Regarding buying equipment and items
- Rotating out items thinking that they’re unnecessary/not suitable: I’ve bought plastic bibs that I later carousell-ed out at low prices thinking that they’re not suitable for Baby E, only to buy them again when she’s older. I’ve given away washcloths because I overstocked on them but later on they became useful again and I had to buy some. I’ve bought some bottles (like pigeon) when trying to get Baby E to take to the bottle, only to realise that certain teats fit other bottles. I’ve since learnt to keep things for awhile.
- Buying unnecessary things: I bought a playpen against the advice of a friend, and ended up carousell-ing it for half the price 6 months later because Baby E refused to be trapped in there anymore and it was taking up way too much space. I’ve bought two nose cleaners before to vacuum out mucus but ended up not using them at all.
- Being too fixated on nursing: I was a fanatic and a supporter of total breastfeeding. I was so afraid of nipple confusion that I refused to let Baby E get fed by the bottle until 6 weeks of age and by then she started to refuse the bottle. I held on to nursing until 18months and it was only after I stopped that I realised that I should have stopped at 13-14months when supply was dwindling and work stress was killing me. Baby E slept for longer intervals on formula and things became more sane afterwards.

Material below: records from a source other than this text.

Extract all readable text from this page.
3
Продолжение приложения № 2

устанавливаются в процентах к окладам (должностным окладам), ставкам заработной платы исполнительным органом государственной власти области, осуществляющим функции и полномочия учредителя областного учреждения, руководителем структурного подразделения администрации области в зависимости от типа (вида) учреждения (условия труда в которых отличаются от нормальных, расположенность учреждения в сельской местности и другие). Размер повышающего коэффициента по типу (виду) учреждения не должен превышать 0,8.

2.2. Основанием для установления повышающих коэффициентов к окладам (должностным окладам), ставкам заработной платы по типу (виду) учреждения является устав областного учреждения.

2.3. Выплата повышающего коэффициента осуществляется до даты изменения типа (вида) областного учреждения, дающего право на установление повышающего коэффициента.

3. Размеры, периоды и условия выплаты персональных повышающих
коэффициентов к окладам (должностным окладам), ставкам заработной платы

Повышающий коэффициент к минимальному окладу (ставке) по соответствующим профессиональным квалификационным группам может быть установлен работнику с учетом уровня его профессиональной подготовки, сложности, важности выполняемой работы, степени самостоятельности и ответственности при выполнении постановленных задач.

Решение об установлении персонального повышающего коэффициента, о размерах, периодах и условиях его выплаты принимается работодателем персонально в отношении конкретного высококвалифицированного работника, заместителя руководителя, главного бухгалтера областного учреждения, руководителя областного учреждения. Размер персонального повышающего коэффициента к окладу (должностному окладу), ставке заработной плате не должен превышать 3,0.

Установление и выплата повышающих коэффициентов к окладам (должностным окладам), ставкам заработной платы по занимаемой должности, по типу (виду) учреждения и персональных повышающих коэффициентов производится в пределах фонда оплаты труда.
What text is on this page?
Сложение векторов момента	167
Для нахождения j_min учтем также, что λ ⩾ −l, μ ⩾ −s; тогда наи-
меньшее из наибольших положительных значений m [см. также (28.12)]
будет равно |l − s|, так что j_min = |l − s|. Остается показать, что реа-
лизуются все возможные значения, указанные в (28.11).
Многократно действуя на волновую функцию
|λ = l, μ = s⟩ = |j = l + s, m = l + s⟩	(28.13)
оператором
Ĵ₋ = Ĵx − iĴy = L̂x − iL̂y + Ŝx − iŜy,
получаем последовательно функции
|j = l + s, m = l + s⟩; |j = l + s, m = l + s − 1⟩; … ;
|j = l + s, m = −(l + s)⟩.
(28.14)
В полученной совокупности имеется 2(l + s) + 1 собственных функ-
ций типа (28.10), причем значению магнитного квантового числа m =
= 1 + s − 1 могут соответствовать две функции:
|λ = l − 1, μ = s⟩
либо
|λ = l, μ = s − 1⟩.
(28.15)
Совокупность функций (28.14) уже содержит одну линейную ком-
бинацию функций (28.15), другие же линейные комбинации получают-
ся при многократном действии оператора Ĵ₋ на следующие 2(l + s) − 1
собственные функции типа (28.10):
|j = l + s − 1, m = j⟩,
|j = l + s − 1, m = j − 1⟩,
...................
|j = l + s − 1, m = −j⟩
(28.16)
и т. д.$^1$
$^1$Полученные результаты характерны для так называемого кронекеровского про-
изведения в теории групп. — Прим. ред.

- Stocking up on too much nursing pads: As mentioned in an earlier post, I stocked up too much and really didn’t need them beyond 1 year.
- Nursing Baby E to sleep: I regret not having established a proper sleep routine that doesn’t require me nursing her to sleep. She currently takes me as a human pacifier and I haven’t had success stopping this habit even after switching to formula.
- Not giving the hubby the opportunity to be hands on: The biggest thing I regretted is criticising the hubby’s nappy wrapping skills/ baby dressing skills in the early days. That resulted in a ‘You are better at doing it’ syndrome. Hence my biggest advice to new mummies out there is always:
So long as the baby is not in danger, it doesn’t matter whether he/she is dressed strangely or have his/her diapers front to back. The husband needs encouragement to be hands on so just leave him to it. It will make your lives easier in future.